Le phénomène sectaire, la Shri Ram Chandra Mission de Chari peuvent être examinés à l’aide des éléments que nous fournit cette discipline à la frontière entre psychologie et sociologie :
Adoration d'un être supposé supérieur, crainte de la puissance magique qu'on lui suppose, soumission aveugle à ses commandements, impossibilité de discuter ses dogmes, désir de les répandre, tendance à considérer comme ennemis tous ceux qui ne les admettent pas, besoin de certitude, régression des individus dans la masse, soumission de la volonté, ardeur du fanatisme au service d'une cause ou d'un être qui devient le but et le guide des pensées et des actions… inévitables chez ceux qui croient posséder le secret du bonheur terrestre ou éternel.

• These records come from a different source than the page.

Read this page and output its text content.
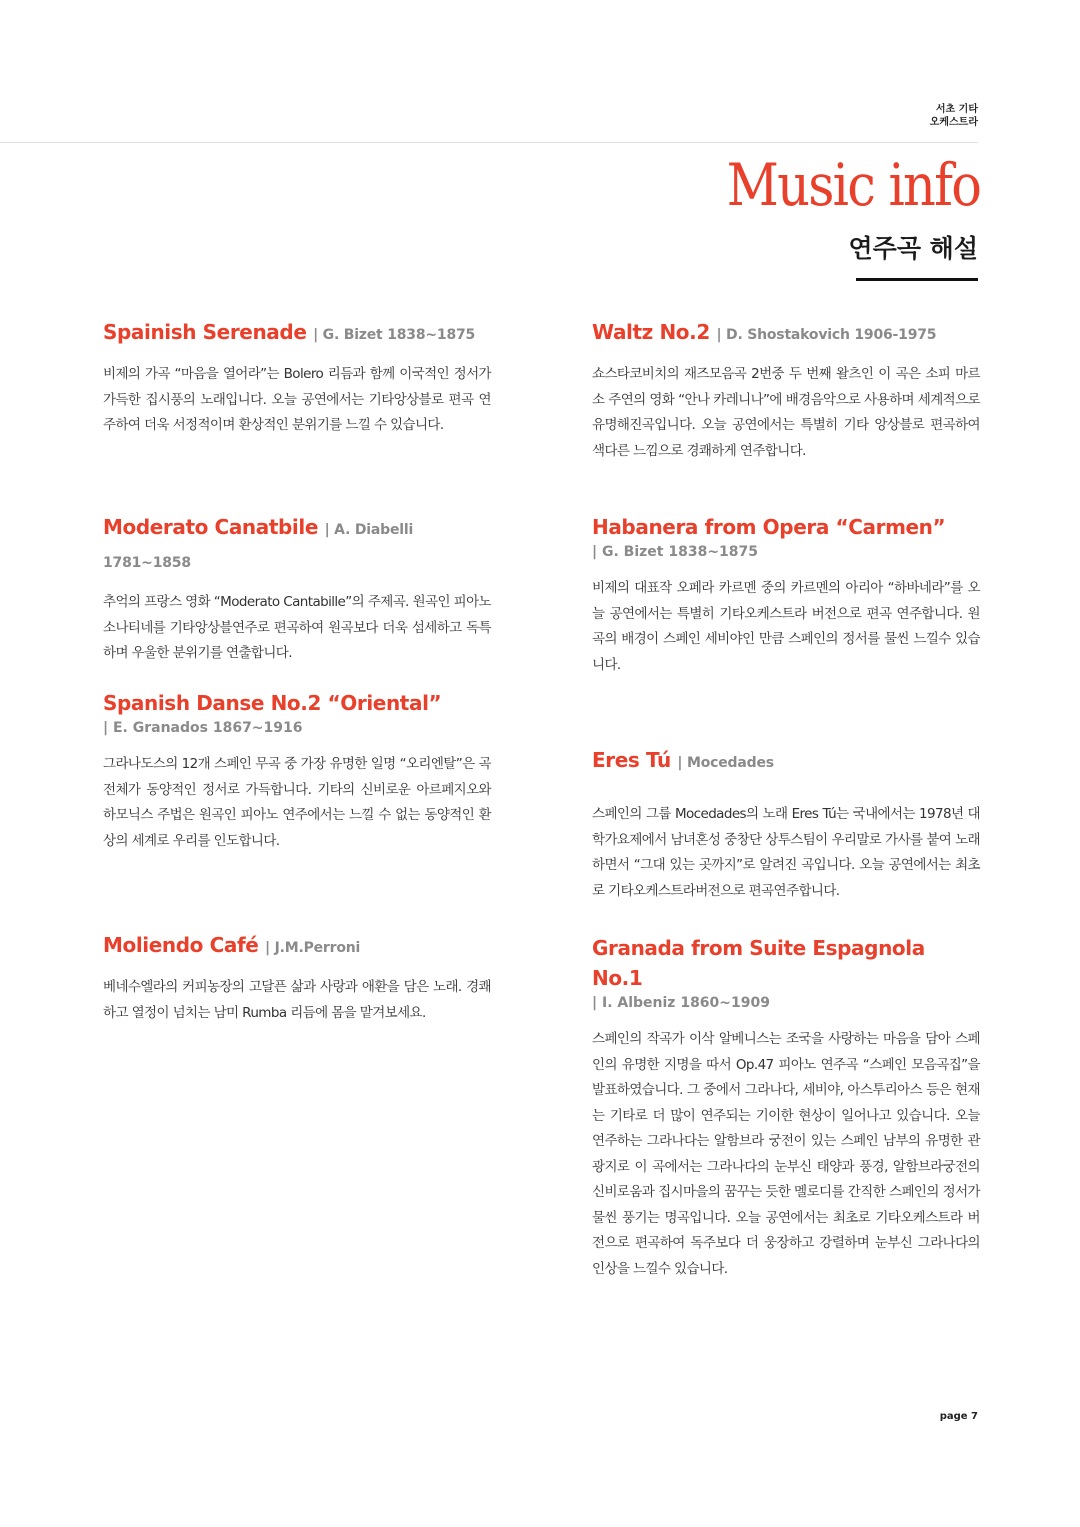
서초 기타
오케스트라
Music info
연주곡 해설
Spainish Serenade | G. Bizet 1838~1875
비제의 가곡 “마음을 열어라”는 Bolero 리듬과 함께 이국적인 정서가 가득한 집시풍의 노래입니다. 오늘 공연에서는 기타앙상블로 편곡 연주하여 더욱 서정적이며 환상적인 분위기를 느낄 수 있습니다.
Moderato Canatbile | A. Diabelli 1781~1858
추억의 프랑스 영화 “Moderato Cantabille”의 주제곡. 원곡인 피아노 소나티네를 기타앙상블연주로 편곡하여 원곡보다 더욱 섬세하고 독특하며 우울한 분위기를 연출합니다.
Spanish Danse No.2 “Oriental”
| E. Granados 1867~1916
그라나도스의 12개 스페인 무곡 중 가장 유명한 일명 “오리엔탈”은 곡 전체가 동양적인 정서로 가득합니다. 기타의 신비로운 아르페지오와 하모닉스 주법은 원곡인 피아노 연주에서는 느낄 수 없는 동양적인 환상의 세계로 우리를 인도합니다.
Moliendo Café | J.M.Perroni
베네수엘라의 커피농장의 고달픈 삶과 사랑과 애환을 담은 노래. 경쾌하고 열정이 넘치는 남미 Rumba 리듬에 몸을 맡겨보세요.
Waltz No.2 | D. Shostakovich 1906-1975
쇼스타코비치의 재즈모음곡 2번중 두 번째 왈츠인 이 곡은 소피 마르소 주연의 영화 “안나 카레니나”에 배경음악으로 사용하며 세계적으로 유명해진곡입니다. 오늘 공연에서는 특별히 기타 앙상블로 편곡하여 색다른 느낌으로 경쾌하게 연주합니다.
Habanera from Opera “Carmen”
| G. Bizet 1838~1875
비제의 대표작 오페라 카르멘 중의 카르멘의 아리아 “하바네라”를 오늘 공연에서는 특별히 기타오케스트라 버전으로 편곡 연주합니다. 원곡의 배경이 스페인 세비야인 만큼 스페인의 정서를 물씬 느낄수 있습니다.
Eres Tú | Mocedades
스페인의 그룹 Mocedades의 노래 Eres Tú는 국내에서는 1978년 대학가요제에서 남녀혼성 중창단 상투스팀이 우리말로 가사를 붙여 노래하면서 “그대 있는 곳까지”로 알려진 곡입니다. 오늘 공연에서는 최초로 기타오케스트라버전으로 편곡연주합니다.
Granada from Suite Espagnola No.1
| I. Albeniz 1860~1909
스페인의 작곡가 이삭 알베니스는 조국을 사랑하는 마음을 담아 스페인의 유명한 지명을 따서 Op.47 피아노 연주곡 “스페인 모음곡집”을 발표하였습니다. 그 중에서 그라나다, 세비야, 아스투리아스 등은 현재는 기타로 더 많이 연주되는 기이한 현상이 일어나고 있습니다. 오늘 연주하는 그라나다는 알함브라 궁전이 있는 스페인 남부의 유명한 관광지로 이 곡에서는 그라나다의 눈부신 태양과 풍경, 알함브라궁전의 신비로움과 집시마을의 꿈꾸는 듯한 멜로디를 간직한 스페인의 정서가 물씬 풍기는 명곡입니다. 오늘 공연에서는 최초로 기타오케스트라 버전으로 편곡하여 독주보다 더 웅장하고 강렬하며 눈부신 그라나다의 인상을 느낄수 있습니다.
page 7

Tous les fondateurs de croyances religieuses ont su imposer aux foules ces sentiments de fanatisme qui font que l'homme trouve son bonheur dans l'adoration et l'obéissance et est prêt à donner sa vie pour son idole.
Les meneurs ne peuvent accomplir leur mission sans recruter des individus momentanément détachés de leur groupe habituel. Le prophète est devenu l'archétype du leader contemporain, il doit susciter une foi robuste autour de lui.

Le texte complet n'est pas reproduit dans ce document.